It’s my first story time Sunday so I am super excited and I will tell you about one of my favourite memories.
So two summers ago I took on the challenge of a lifetime according to me because I am so scared of heights so it was like scariest thing ever. My mum was surprised I even signed up.
I did the Skydive for charity so the prep for it began months ago as I pestered all my friends and family for money but I guess the reality of it all still hadn’t dawned. But guess what? D-day was coming and it was coming fast.
22nd August 2015 – D-day
The day arrived and my parents drove me to P-town where I had booked in for this stupidity. My parents, my sister, brother-in-law, my nephew, my best friend and her family all came to witness me jump to my death HAHA 😀
Spoiler: I don’t die!
Anyways, so I was booked for the last plane on the day so there I am in this place watching everyone dive and I just wanted to run away and cry. What did I actually do? I literally said nothing pretty much the whole day. That is a big deal for me. I LOVE TALKING! I talk all the time so when I am not talking at all something is up and in this case I was going to go up and then going freefall.
Everyone around me is trying to cheer me up and talk to me and and I am just like giving one word answers. I feel like that day my family would have had a better time talking to a newborn baby who can’t say a word.
But the painful ordeal finally ended as I was taken on the plane and now the wait was over and this was happening. SHIT! I was going up to 13,000ft and going to jump from there… DAMN. At this point, I want to thank my instructor because he was like telling me all these facts about P-town and all I was thinking was these might be the last words I hear but he was just there being all nice and comforting me.
The next thing, I was sitting at the edge of the plane ready to jump.
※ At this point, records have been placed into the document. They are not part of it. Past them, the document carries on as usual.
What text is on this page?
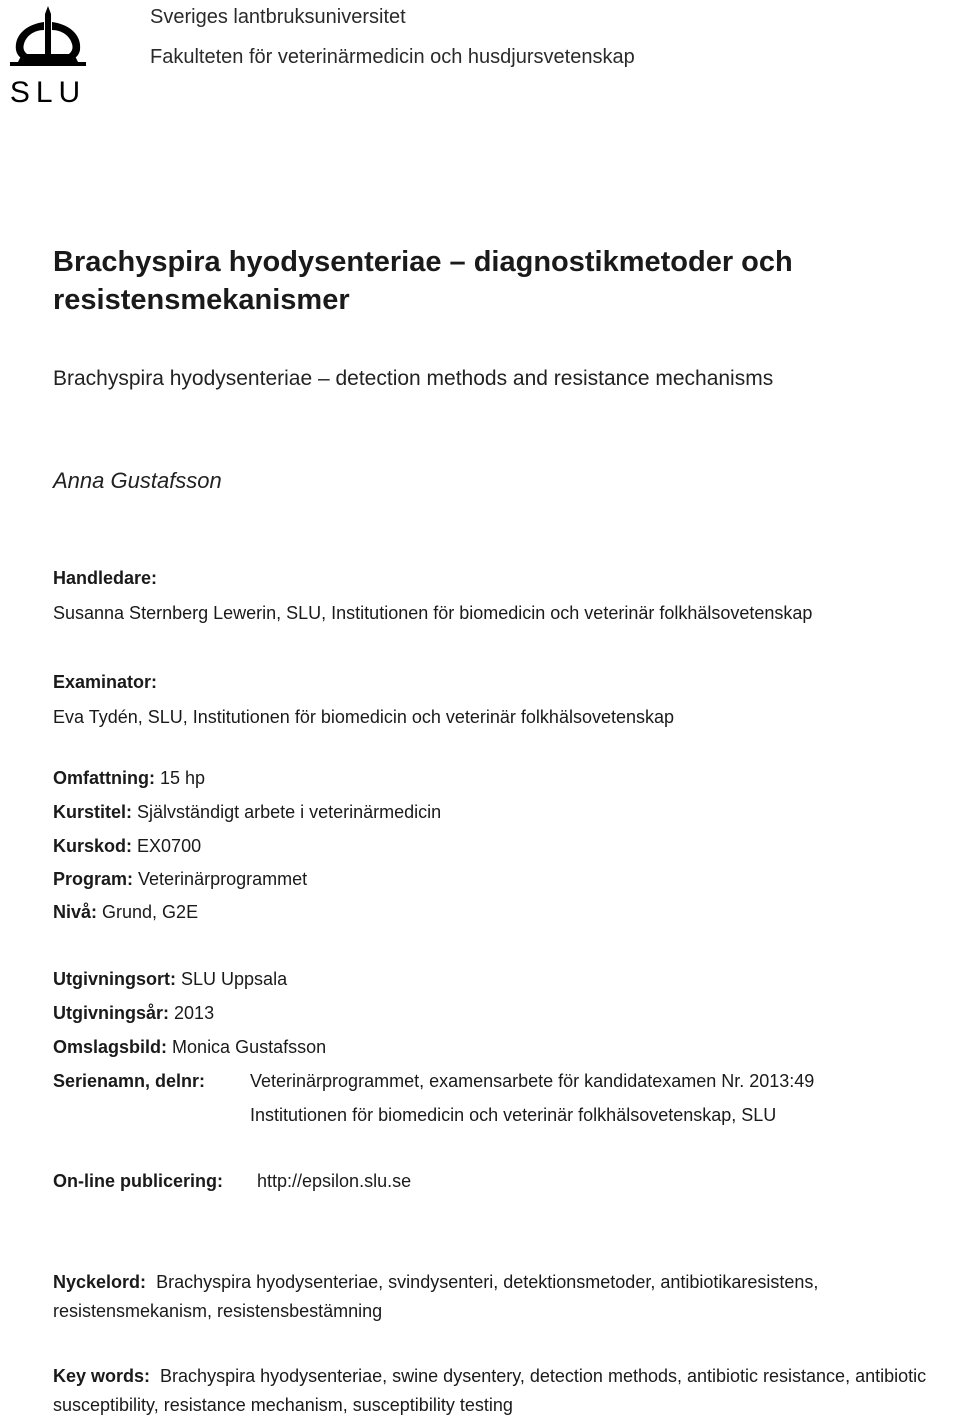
SLU
Sveriges lantbruksuniversitet
Fakulteten för veterinärmedicin och husdjursvetenskap
Brachyspira hyodysenteriae – diagnostikmetoder och
resistensmekanismer
Brachyspira hyodysenteriae – detection methods and resistance mechanisms
Anna Gustafsson
Handledare:
Susanna Sternberg Lewerin, SLU, Institutionen för biomedicin och veterinär folkhälsovetenskap
Examinator:
Eva Tydén, SLU, Institutionen för biomedicin och veterinär folkhälsovetenskap
Omfattning: 15 hp
Kurstitel: Självständigt arbete i veterinärmedicin
Kurskod: EX0700
Program: Veterinärprogrammet
Nivå: Grund, G2E
Utgivningsort: SLU Uppsala
Utgivningsår: 2013
Omslagsbild: Monica Gustafsson
Serienamn, delnr: Veterinärprogrammet, examensarbete för kandidatexamen Nr. 2013:49
Institutionen för biomedicin och veterinär folkhälsovetenskap, SLU
On-line publicering: http://epsilon.slu.se
Nyckelord: Brachyspira hyodysenteriae, svindysenteri, detektionsmetoder, antibiotikaresistens, resistensmekanism, resistensbestämning
Key words: Brachyspira hyodysenteriae, swine dysentery, detection methods, antibiotic resistance, antibiotic susceptibility, resistance mechanism, susceptibility testing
I know in my heart that I wouldn’t have been able to make that jump if it wasn’t for charity. My head and heart knew that it was for a cause I cared about and if I backed down then I would be letting people down so I had to do it… It was like having 50 cheerleaders in the plane encouraging me to make that jump and then it happened.
A piece of advice for anyone skydiving: KEEP YOUR EYES OPEN DURING THE FREEFALL.
It is a scary few seconds as you freefall but it is an amazing moment to keep your eyes open in because it is so beautiful. I can’t even put it in words and even now when I think back to the skydive that picture comes to my head.
The weird thing is that it is all very scary but it is over in a few minutes and you think why was I even scared… The freefall, the parachute ride down to ground are all amazing experiences and I know if I was to do it again I would be scared in the same way but I would still do it again. It is such a valuable experience.
The fall makes you feel so light like you have finally let it all go.
It is an amazing memory and I feel so proud of myself that I have done that. I am still scared of heights… you will see me looking for a hand to hold as I get to the edge of a tall building because I just am not about that life.
But I will say Skydiving was the best experience of my life and I would recommend everyone to do it because it might be scary but you will love every second of it.
Moral of the story: try and conquer your fears because in the process you will make memories of a lifetime.